Для Якова Филиппово имя было пустым звуком, а потеря ничего не значила. Кощунственный тон умолял об ударе в челюсть, но характерник ударил иначе:
– Ему удалось не умереть от рук борзых, как нашему деду.
Но это не коснулось Якова.
– Я вспоминаю о его смерти каждый день, – ответил он горько. Или хорошо притворно горько. – Если ты пришел меня винить, то...
– Я пришел узнать, кто стоит за уничтожением Ордена. Назови имена, и я уйду.
– Вопрос мести, понимаю, – Яков собрал ладони вместе. – Но ты просишь немало, поэтому я предлагаю обмен: услуга за услугу.
Ярема почувствовал, как кровь приливает к щекам и свежевыголенной коже головы.
– Услуга за услугу? После того, что ты натворил? После того как мы изменили ход войны? Киев уволен только потому, что мы убили Чингисхана!
На его крик охранники сразу сбросили ружья, однако шляхтич не считался – возмущенный до глубин, он был готов крушить стены.
– Да, убили, и сделали это по моему приказу, – дружелюбно улыбнулся Яков. – Разве ты забыл? Я напомню хронологию: отступление из столицы было задуманным маневром, хитрой ловушкой, и Орда ожидаемо попала в нее. Между тем, я великодушно подарил возможность волчьим рыцарям очистить свое доброе имя, а они воспользовались ею. Благодаря героизму характерники обезглавили войско захватчиков, и отныне репутация Серого Ордена спасена. Разве не здорово все сложилось?

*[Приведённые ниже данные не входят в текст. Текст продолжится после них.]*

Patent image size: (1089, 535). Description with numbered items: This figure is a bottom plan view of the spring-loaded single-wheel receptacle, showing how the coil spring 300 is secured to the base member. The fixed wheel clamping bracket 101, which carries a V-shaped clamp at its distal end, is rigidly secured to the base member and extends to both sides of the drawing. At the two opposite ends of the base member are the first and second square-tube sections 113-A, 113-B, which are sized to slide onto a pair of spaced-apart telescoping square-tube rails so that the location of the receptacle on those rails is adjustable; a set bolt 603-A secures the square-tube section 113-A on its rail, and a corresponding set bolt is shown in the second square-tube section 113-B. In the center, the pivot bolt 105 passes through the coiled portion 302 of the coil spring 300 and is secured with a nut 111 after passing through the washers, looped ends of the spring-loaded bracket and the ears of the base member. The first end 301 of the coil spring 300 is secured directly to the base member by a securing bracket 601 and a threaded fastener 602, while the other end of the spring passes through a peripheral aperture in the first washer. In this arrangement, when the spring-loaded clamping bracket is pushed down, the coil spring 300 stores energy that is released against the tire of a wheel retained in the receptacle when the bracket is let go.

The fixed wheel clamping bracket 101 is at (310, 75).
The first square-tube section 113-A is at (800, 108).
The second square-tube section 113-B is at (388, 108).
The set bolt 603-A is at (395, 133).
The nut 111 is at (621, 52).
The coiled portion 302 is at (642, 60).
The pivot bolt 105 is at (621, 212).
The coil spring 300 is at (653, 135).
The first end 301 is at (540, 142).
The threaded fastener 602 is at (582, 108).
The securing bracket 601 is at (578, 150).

– Лживая стерва, – ревновал Малыш под прицелом ружей. – Тебе припек наш отказ помогать в соревнованиях за гетманскую булаву, и ты ничто отомстил, став болтливой куклой на руке нашего врага! Как последний болван, ты отказался слушать мое предупреждение о нашествии Изумрудов, но публично лепил из меня собственного убийцу! Из-за мелкого оскорбления разбил Серый Орден, который мог предотвратить уничтожение Харькова и многих других городков и сел. Одним приказом ты убил сотни защитников, которые могли бы спасти тысячи жизней! Все эти смерти – на твоей совести, Яков, их кровь – на твоих руках до конца жизни, но ты стоишь здесь, в белом наряде, позирует для газет и с улыбкой рассказываешь, будто все так и было задумано твоим выдающимся гением! И еще решаешь утверждать, будто вспоминаешь о деде, убитом на твоих глазах по твоему слову? Лживая стерва! Тебе безразлично. Ты никогда не волновался. Когда другие отдают жизнь, ты заботишься только о гетманской цепи!
Ни одна мышца не дернулась на лице Якова. Он слушал гневную тираду с тем же спокойным, любезным и немного отстраненным выражением, похожим на никогда не менявшуюся маску, подобно личинам на шлемах Сонгосон.
– Как ты сказал, все смерти – на моей совести. Поэтому я не позволяю пропустить это сознание сквозь себя, – ответил Яков, и голос его впервые прозвучал искренне. – Иначе не смогу принимать большие решения.